JOSÉ DOS SANTOS, garçom do café 24 de Outubro, para os lados da Tijuca, ia entrando no elevador com a bandeja na mão, quando seus olhos surpreenderam qualquer coisa debaixo da banqueta do ascensorista. Abaixou-se com jeito e, num movimento rápido, fechou na mão o pequeno objeto. O rapaz do elevador quis saber o que era. Disfarçou; não era nada.

      Eu vi você guardar uma coisa no bolso.

     Não estou lhe dizendo que não é nada ? respondeu de má sombra, para pôr o outro à distância.

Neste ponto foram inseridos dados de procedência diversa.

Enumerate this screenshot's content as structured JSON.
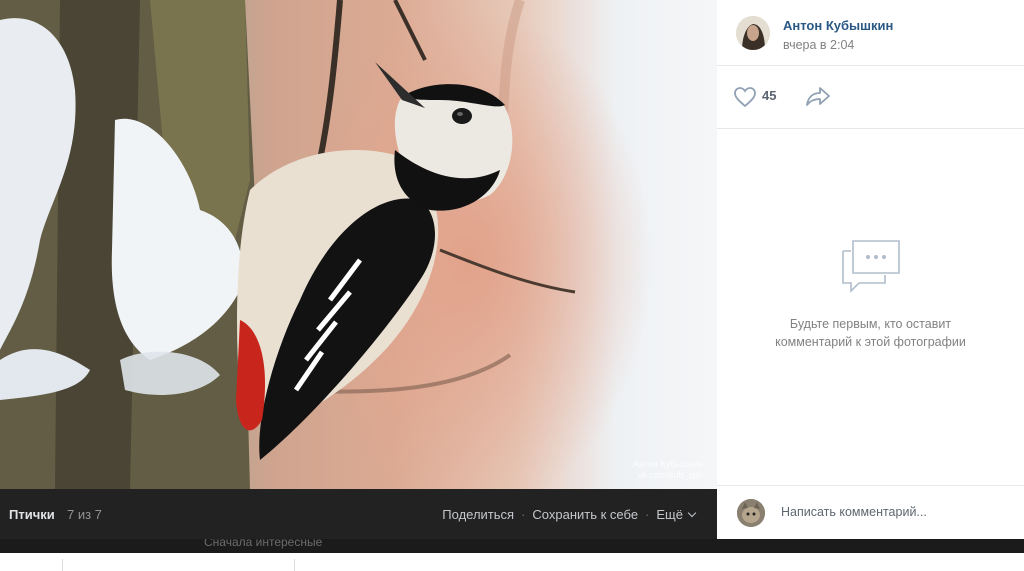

    Realmente, José dos Santos não vira direito o objeto, mas adivinhara pelo tato; uma joia. Que espécie de joia seria? Uma medalha? Um broche? De qualquer forma, devia ser cravejada de pedras, pois sentira-as, e umas mais salientes que outras. Muitas. Brilhantes? Diamantes? Qual a diferença entre brilhante e diamante? Qual valeria mais? Quando tinha quinze anos estivera para trabalhar numa oficina de lapidação. Mas fora por essa época que o pai havia sido recolhido ao Hospício, a mão e a irmã haviam-se empregado na fábrica de calçado, e o padrinho, de passagem por São Fidélis, trouxera-o para o Rio. Bem, “seu” Salomão, comprador de ouro velho, lhe diria. É claro, não seria tolo de mostrar-lhe a joia. Indagaria como se tratasse de um terceiro. Fácil. Mas sim senhor, que sorte a sua! Quanto podia valer ? Quinhentos cruzeiros ? Ora, quinhentos! Jóias valem muito. Não diziam que a mulher do doutor Neiva, em São Fidélis, tinha um colar de pérolas no valor de vinte mil cruzeiros? Aquele broche valia uns dois mil. Só? Três mil. Ou quem sabe se quatro? Com brilhantes (ou diamantes), talvez até mais. Bem, cinco; cinco mil cruzeiros, nada menos. CINCO MIL CRUZEIROS. Esta fantástica quantia cresceu de súbito a seus olhos. Pronto, estava feito para o resto da vida; tinha nas mãos a própria independência. “Seu” Ramalho havia de ver agora; que viesse com a estupidez de sempre, aquele unha de fome!

      Quando voltou de servir o café pelas salas dos escritórios, já a sua comoção era menor; ou antes, conseguira dominar-se, pois complexo era o que se passava em seu íntimo. Em verdade , no breve espaço de minutos, José dos Santos conhecera as mais descontroladas emoções. Primeiro fora o indescritível choque da surpresa; passado este, assaltara-o a ideia de que todos já sabiam do fato, que talvez fosse mesmo uma cilada que lhe estavam armando… Já agora, descendo pela escada para evitar o ascensorista, uma ideia terrível lhe veio à lembrança. Tanta alegria, tantos planos, e se fosse uma coisa sem valor, uma dessas fantasias de loja americana?

    O coração aos saltos, José dos Santos pousou a bandeja na copa e correu para os fundos da casa. Um raio oblíquo de sol, penetrando pela vidraça roxa de uma janela, no alto, transfigurou em suas mãos trêmulas um pequeno leque cravejado de pedras. Imbecil. Que fantasia! Acaso podia tratar-se de fantasia uma joia daquelas? Passava o broche de uma para outra mão. E pesado! Sim senhor, pesadíssimo! Não se enganara portanto, achara de fato uma joia de valor. Apenas valia era mais que cinco mil cruzeiros, como supusera. Aquilo era joia para uns dez mil, por aí. E aos olhos de sua ambição, sonoramente, moedas e cédulas de mistura começaram a derramar-se de uma cornucópia invisível, não sobre o balcão da casa lotérica, como ela via todos os dias no cartaz, mas sobre suas mãos, sobre suas trêmulas mãos.

     Zé! Ó Zé!

    A voz gritada do patrão veio arrancá-lo desta orgia imaginária, recolocando-o na mesma realidade. Fregueses exigiam a um tempo que os servissem.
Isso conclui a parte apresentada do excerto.